Although it was so hard to part,
Help us to say with all our hearts,
Thy will be done.” — Family.
(Gospel Herald, 21 Jul 1927)
1930
Lydia appears in the U.S. census, working as a nurse and renting a room in the home of her second cousin, Isaiah Rickert, on “Mennonite Road” in Doylestown Township.

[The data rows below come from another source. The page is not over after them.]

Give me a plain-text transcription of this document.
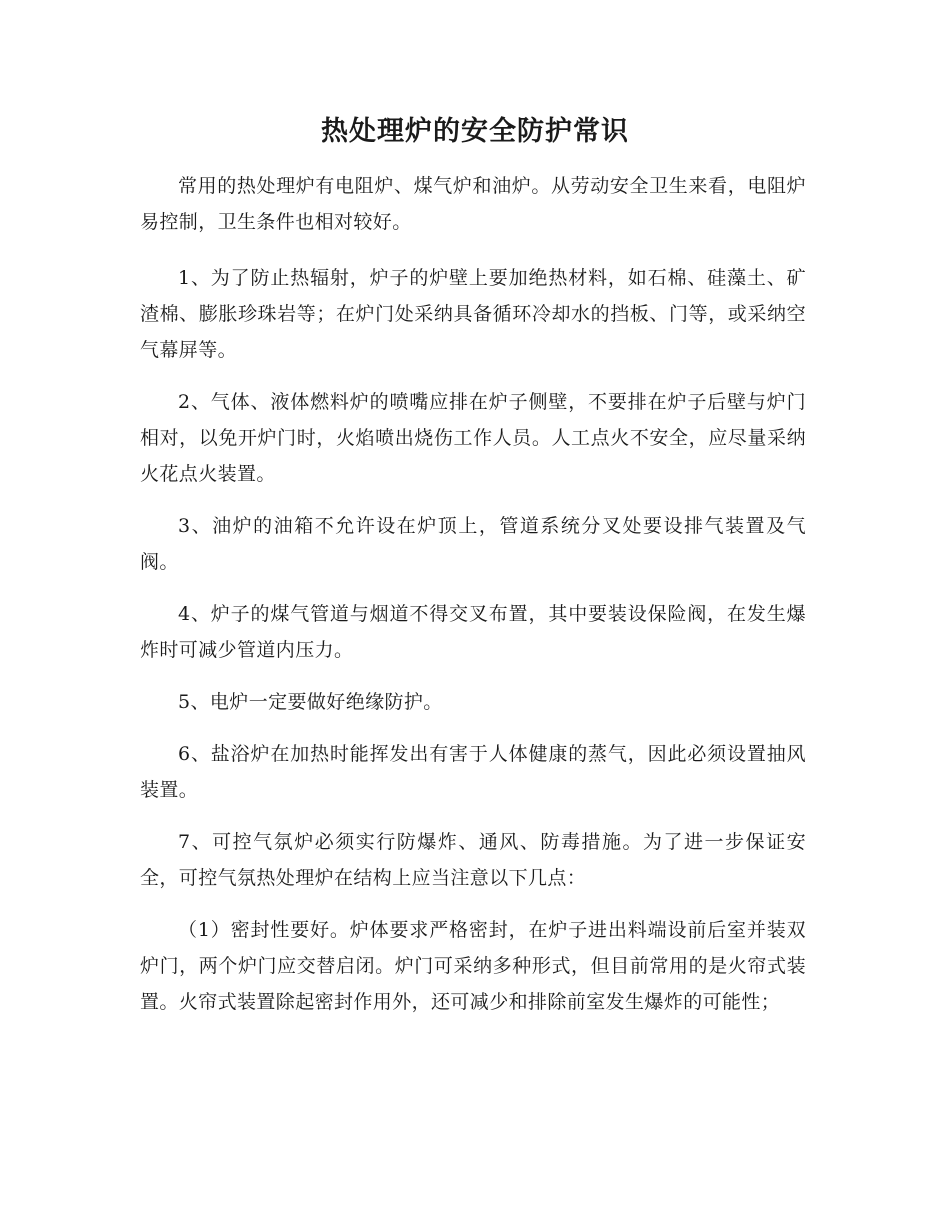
热处理炉的安全防护常识

常用的热处理炉有电阻炉、煤气炉和油炉。从劳动安全卫生来看，电阻炉易控制，卫生条件也相对较好。

1、为了防止热辐射，炉子的炉壁上要加绝热材料，如石棉、硅藻土、矿渣棉、膨胀珍珠岩等；在炉门处采纳具备循环冷却水的挡板、门等，或采纳空气幕屏等。

2、气体、液体燃料炉的喷嘴应排在炉子侧壁，不要排在炉子后壁与炉门相对，以免开炉门时，火焰喷出烧伤工作人员。人工点火不安全，应尽量采纳火花点火装置。

3、油炉的油箱不允许设在炉顶上，管道系统分叉处要设排气装置及气阀。

4、炉子的煤气管道与烟道不得交叉布置，其中要装设保险阀，在发生爆炸时可减少管道内压力。

5、电炉一定要做好绝缘防护。

6、盐浴炉在加热时能挥发出有害于人体健康的蒸气，因此必须设置抽风装置。

7、可控气氛炉必须实行防爆炸、通风、防毒措施。为了进一步保证安全，可控气氛热处理炉在结构上应当注意以下几点：

（1）密封性要好。炉体要求严格密封，在炉子进出料端设前后室并装双炉门，两个炉门应交替启闭。炉门可采纳多种形式，但目前常用的是火帘式装置。火帘式装置除起密封作用外，还可减少和排除前室发生爆炸的可能性；
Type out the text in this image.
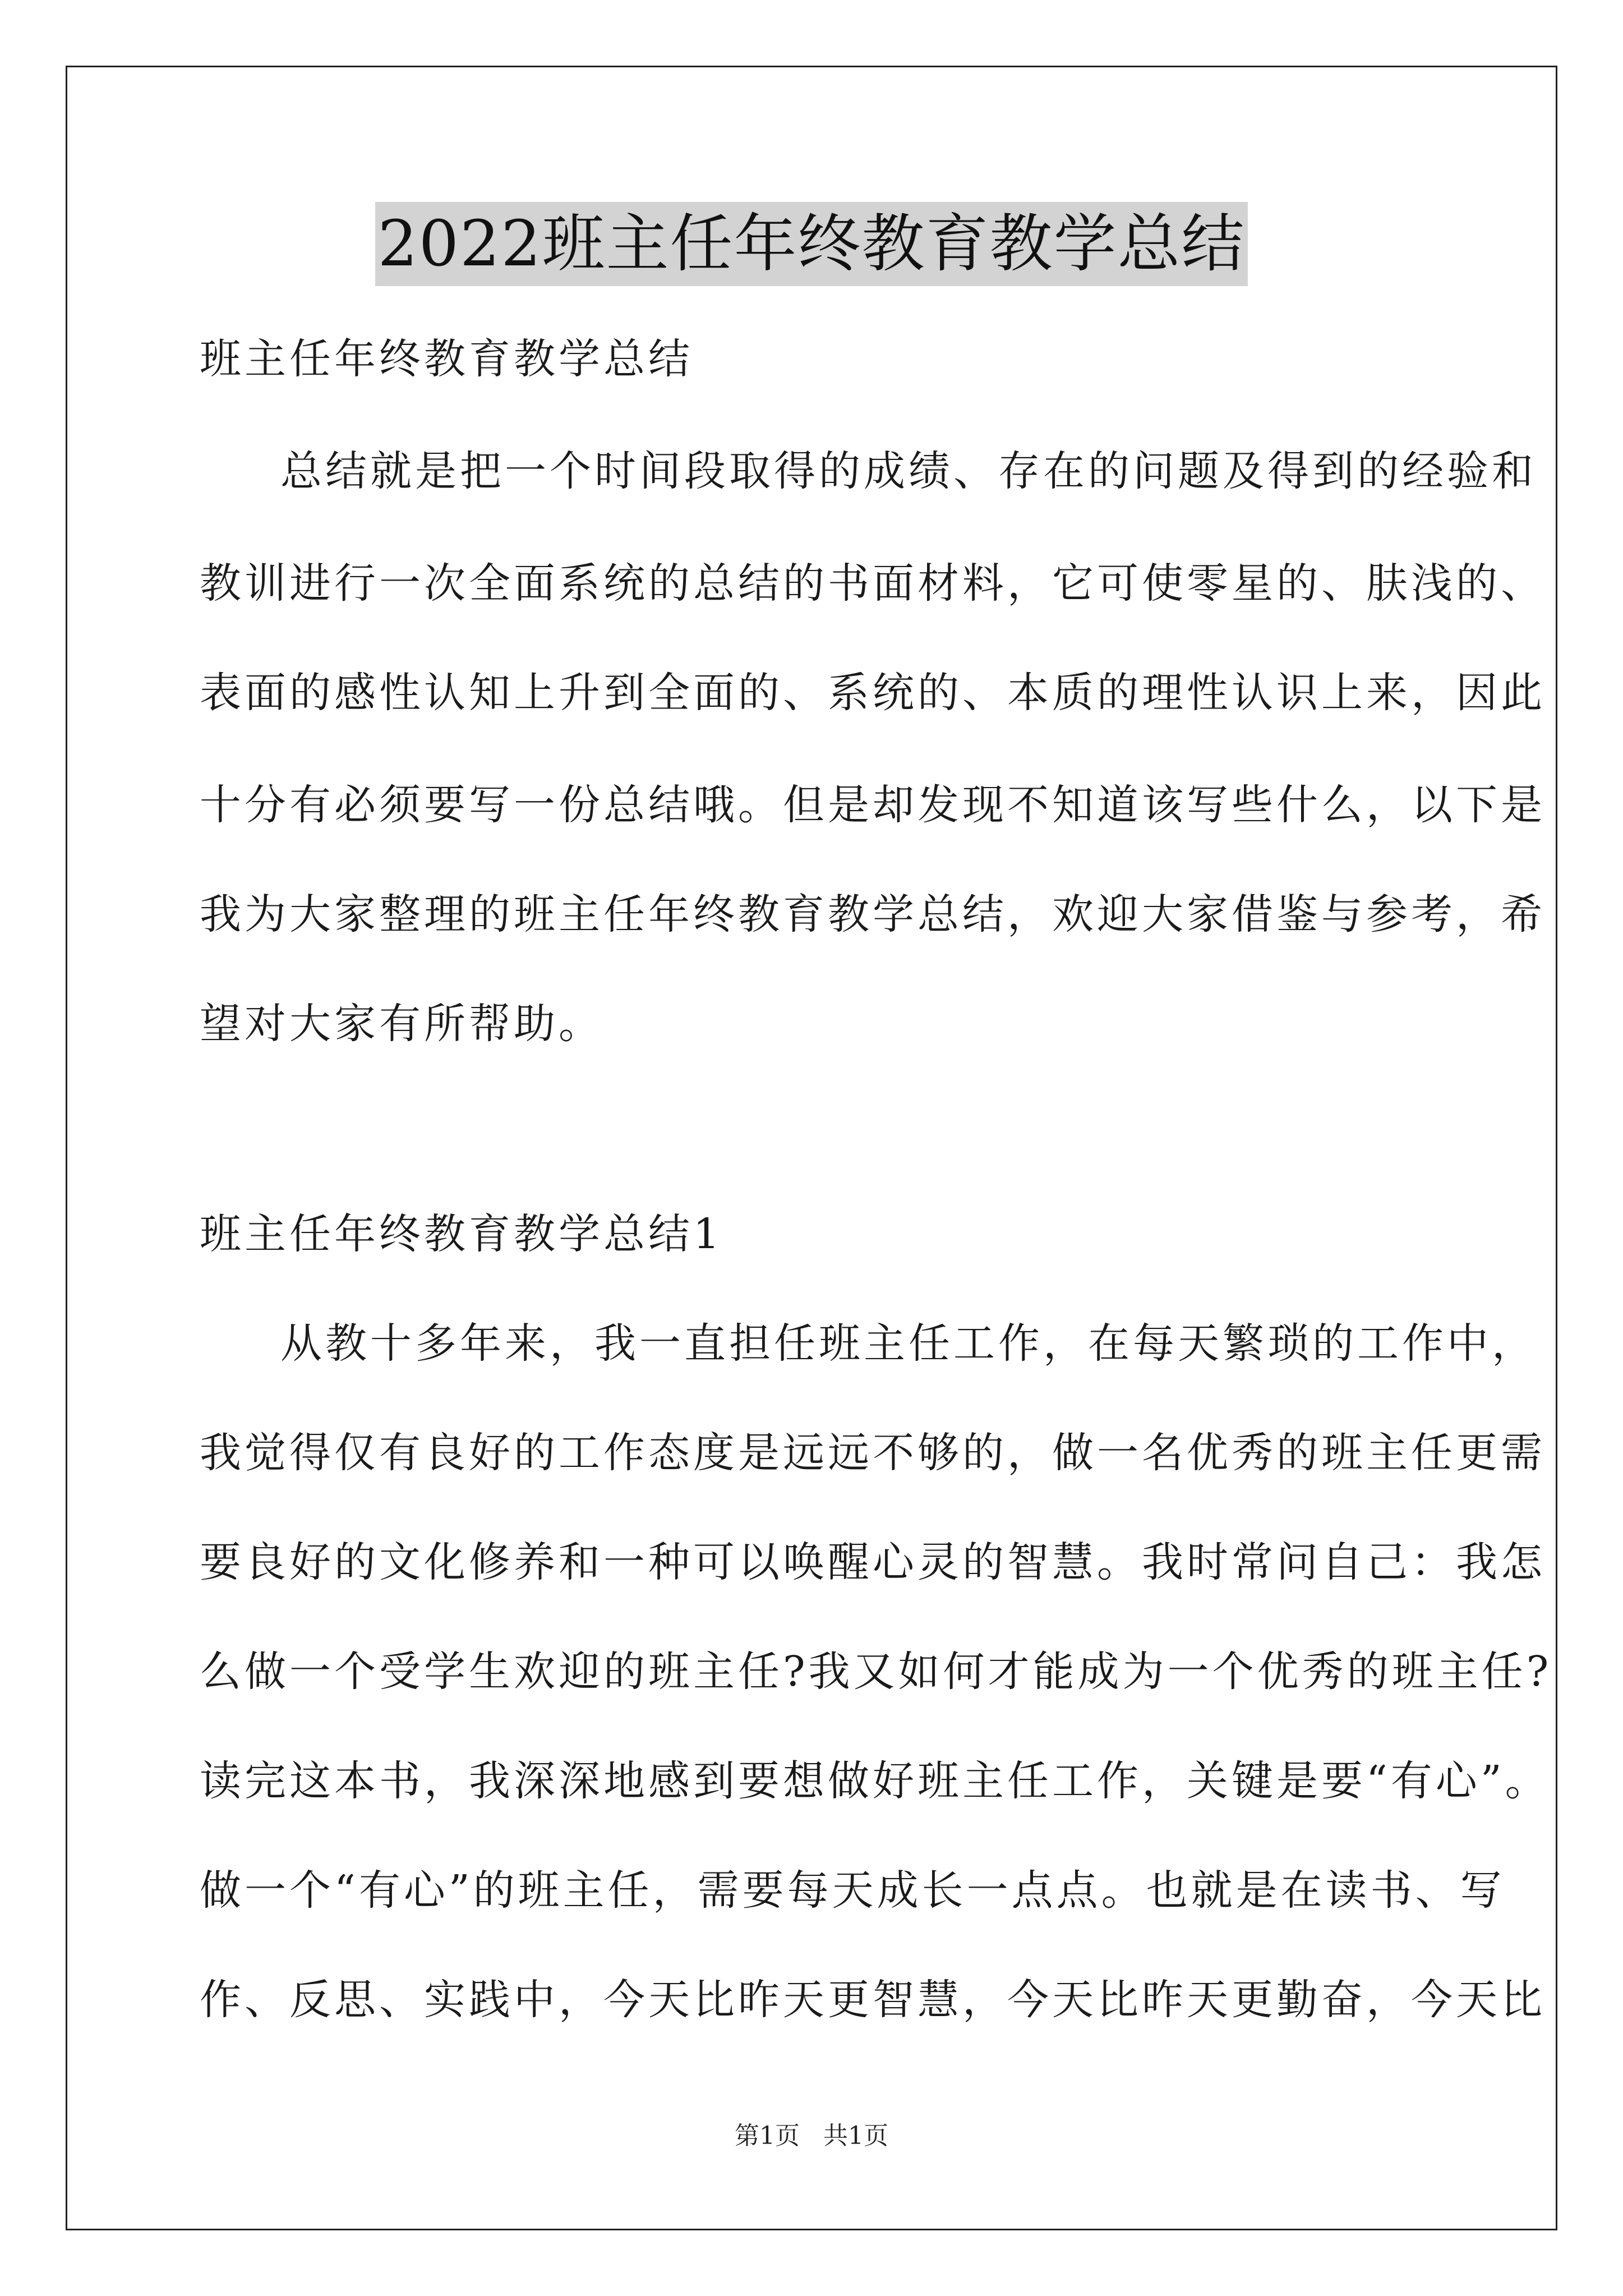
2022班主任年终教育教学总结
班主任年终教育教学总结
总结就是把一个时间段取得的成绩、存在的问题及得到的经验和
教训进行一次全面系统的总结的书面材料，它可使零星的、肤浅的、
表面的感性认知上升到全面的、系统的、本质的理性认识上来，因此
十分有必须要写一份总结哦。但是却发现不知道该写些什么，以下是
我为大家整理的班主任年终教育教学总结，欢迎大家借鉴与参考，希
望对大家有所帮助。
班主任年终教育教学总结1
从教十多年来，我一直担任班主任工作，在每天繁琐的工作中，
我觉得仅有良好的工作态度是远远不够的，做一名优秀的班主任更需
要良好的文化修养和一种可以唤醒心灵的智慧。我时常问自己：我怎
么做一个受学生欢迎的班主任?我又如何才能成为一个优秀的班主任?
读完这本书，我深深地感到要想做好班主任工作，关键是要“有心”。
做一个“有心”的班主任，需要每天成长一点点。也就是在读书、写
作、反思、实践中，今天比昨天更智慧，今天比昨天更勤奋，今天比
第1页   共1页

Her marital status is given as widowed.
1938 July 4
Lydia dies of heart failure and nephritis at age 66:
Lydia M. Gross was born March 3, 1872; died at the Eastern Mennonite Home, Souderton, Pa., July 4, 1938; aged 65 y. 4 m. 1 d. She united with the Mennonite church in her early years and remained faithful until death. She chose her own text (Phil. 1:23), also the ministers who should preach her funeral sermon (Jacob Moyer at the home and Jacob C. Clemens at the Doylestown Mennonite Church), both using the above text. She also chose the hymns, “My Heavenly Home is Bright and Fair” and “Death shall not Destroy my Comfort.”
(Gospel Herald, 18 Aug 1938)
Lydia Gross may appear in additional church records in her later years. For this article, I relied on Mary Jane Hershey’s summary for that period of her life.